Sudah aku ceritain ya, kalau Alya berhasil tidur sendiri. Ini murni karena ketidaksengajaan dan tidak direncanakan. Baca dulu deh ceritanya di sini.

Sepanjang malam, paling kalau kebangun, minta pipis atau minta minum. Selebihnya nyenyak nyak. Itu poin plus-nya. Point minusnya, aku jadi enggak bisa lagi pakai acara ngancem-ngancem segala kalau Alya rewel. Dulu kan ngak ngek dikit aku hitungin. Kalau sampai 5 kali lebih, tidur sendiri. Di situ Alya takut tuh, takutnya karena dia enggak nyaman kalau enggak bobok ditengah antara Papa dan Mama.

Nah, sekarang dia ngerasa besar karena berhasil melawan ketakutannya. Dan berimbas ke segala sesuatu yang dia lakukan. Iya, saking ngerasa mandiri dan sudah bisa apa-apa sendiri, jadi ya dia kadang makin semaunya.

3. Alya masih tantrum.
Enggak sering sih aslinya. Cuma kalau sedang mbuh-nya kumat dan maunya apa enggak diturutin, biasanya strategi ini yang akan dilakukan. But sekali lagi, dia sudah bisa mengelola emosinya sendiri. Aku paling bilang "Alya kenapa nangis? Mau nangis dulu?" Lalu dijawab Alya, "Maaaa... peluuuuk". Baru setelah dia ngerasa tenang, akan bercerita, apa yang dia rasakan, dan maunya apa.

Soalnya aku juga memberlakukan delay gratification. Enggak semua yang dia minta simsalabim langsung ada di depan mata. Bahkan terkadang, kita harus merasakan kecewa karena apa yang kita minta, enggak tercapai sepenuhnya.

Mungkin bagi sebagian orang, ini adalah hal yang 'enggak dilakukan enggak apa-apa kan bunda, wong ngasih apa yang dia minta kan enggak ada salahnya'. Tapi, kalau bagi kami, keinginan itu bukan cuma sekadar barang loh, bisa jadi soal cinta, sampai kepuasan. Yang susah nih yang kayak gini. Aku enggak mau nantinya Alya jadi anak yang maksaan dan ngebully orang tuanya. Kalau enggak diturutin marah. Marah ngamuk.

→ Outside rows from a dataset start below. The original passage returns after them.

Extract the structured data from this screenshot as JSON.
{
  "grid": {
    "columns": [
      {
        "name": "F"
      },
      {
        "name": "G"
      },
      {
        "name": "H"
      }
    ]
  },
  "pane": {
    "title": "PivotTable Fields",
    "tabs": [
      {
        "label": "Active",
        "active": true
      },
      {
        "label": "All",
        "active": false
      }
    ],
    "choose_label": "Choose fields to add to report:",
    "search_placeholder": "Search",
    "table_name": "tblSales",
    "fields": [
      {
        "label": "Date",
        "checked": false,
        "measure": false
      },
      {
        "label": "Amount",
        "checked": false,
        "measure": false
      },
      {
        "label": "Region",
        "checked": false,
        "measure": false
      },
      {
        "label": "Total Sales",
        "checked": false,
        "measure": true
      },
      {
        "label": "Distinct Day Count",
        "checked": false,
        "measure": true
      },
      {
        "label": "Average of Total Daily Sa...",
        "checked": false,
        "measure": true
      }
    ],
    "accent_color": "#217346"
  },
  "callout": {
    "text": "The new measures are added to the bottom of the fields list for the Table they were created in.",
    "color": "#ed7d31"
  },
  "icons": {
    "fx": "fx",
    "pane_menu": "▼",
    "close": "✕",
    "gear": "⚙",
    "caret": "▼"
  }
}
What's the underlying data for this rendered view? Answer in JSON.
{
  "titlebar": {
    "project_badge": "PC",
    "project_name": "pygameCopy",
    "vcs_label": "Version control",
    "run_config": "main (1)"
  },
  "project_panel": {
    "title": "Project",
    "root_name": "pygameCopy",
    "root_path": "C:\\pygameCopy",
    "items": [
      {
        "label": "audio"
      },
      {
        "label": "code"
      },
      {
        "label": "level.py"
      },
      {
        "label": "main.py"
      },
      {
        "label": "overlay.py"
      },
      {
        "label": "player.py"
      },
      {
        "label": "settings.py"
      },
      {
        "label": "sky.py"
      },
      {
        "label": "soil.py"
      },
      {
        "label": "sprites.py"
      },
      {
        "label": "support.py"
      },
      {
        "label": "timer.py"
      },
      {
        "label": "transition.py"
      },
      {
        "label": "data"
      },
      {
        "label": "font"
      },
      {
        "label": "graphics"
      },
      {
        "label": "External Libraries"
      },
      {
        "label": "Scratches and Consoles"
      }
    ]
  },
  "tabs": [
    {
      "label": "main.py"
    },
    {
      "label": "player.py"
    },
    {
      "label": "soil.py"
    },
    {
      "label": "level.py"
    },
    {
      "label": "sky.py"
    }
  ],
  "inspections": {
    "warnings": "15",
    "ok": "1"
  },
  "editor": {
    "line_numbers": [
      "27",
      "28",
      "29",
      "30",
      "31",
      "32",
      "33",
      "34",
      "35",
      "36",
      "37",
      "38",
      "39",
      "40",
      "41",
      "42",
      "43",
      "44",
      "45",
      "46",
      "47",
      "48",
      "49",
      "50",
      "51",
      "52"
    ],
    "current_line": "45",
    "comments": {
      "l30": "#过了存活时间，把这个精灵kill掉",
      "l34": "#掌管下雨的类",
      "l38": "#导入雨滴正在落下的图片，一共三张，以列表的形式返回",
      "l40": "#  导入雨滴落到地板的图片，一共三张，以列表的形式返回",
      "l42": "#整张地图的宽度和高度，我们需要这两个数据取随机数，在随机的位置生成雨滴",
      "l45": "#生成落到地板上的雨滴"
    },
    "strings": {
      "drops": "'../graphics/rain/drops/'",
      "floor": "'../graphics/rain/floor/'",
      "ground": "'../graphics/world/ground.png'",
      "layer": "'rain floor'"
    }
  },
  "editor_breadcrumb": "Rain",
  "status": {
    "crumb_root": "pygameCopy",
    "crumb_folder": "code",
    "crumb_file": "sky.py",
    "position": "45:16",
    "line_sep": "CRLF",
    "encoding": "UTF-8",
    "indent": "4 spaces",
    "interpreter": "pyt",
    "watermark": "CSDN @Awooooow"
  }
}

Ada kan yang maksa minta motor, begitu enggak diturutin ngamuk sampai tega bakar rumah keluarga?

Ini saja Alya kalau ngamuk ngeri kok. Sampai kami ngejulukinya Venom. Kelihatannya diam, anteng, ramah, padahal senggol dikit, langsung keluar monsternya.

Aku sih masih berusaha banget supaya dia bisa melampiaskan emosinya ke hal lain. Seperti menguras tenaganya dengan olahraga, main sepeda di komplek, bikin ketrampilan tangan, atau ngajak dia turut mengerjakan pekerjaan rumah tangga.

4. Alya jadi rebutan
Yang cerita malah dari tetangga. Dia bilang, kalau beberapa kali ngelihat Alya diajak ngegap sini ngegap sana. Mau ngakak tapi kok gimana. Dipikir-pikir, Alya kan mood-nya gampang berubah, terus sikapnya jadi enggak jelas, kadang baik, kadang juga nyebelin. Aku enggak tahu letak di mana Alya disenengin teman-teman. Kemungkinan terbesar, karena Alya enggak pelit berbagi mainan atau makanan, dan bisa ngelucu.

Aku pernah sih lihat sendiri. Alya sama teman-teman mainan tenda-tendaan, dan salah satu temannya nyuruh Alya jadi hantu. Beneran itu Alya mau dan enggak ada masalah gitu loh. Yang penting semua senang, semua ketawa.

5. Bullying
Pernah dibully, pernah juga ngebully. Kalau dibully, sekarang dia bisa speak up, kadang bales ngomongin tanpa harus fight back. Sementara kalau ngebully, lebih sering karena dia ngerasa diganggu duluan. Enggak jarang deh, Alya berani bentak, pukul, cubit, dan itu tadi yang mengerikan: VENOMnya keluar.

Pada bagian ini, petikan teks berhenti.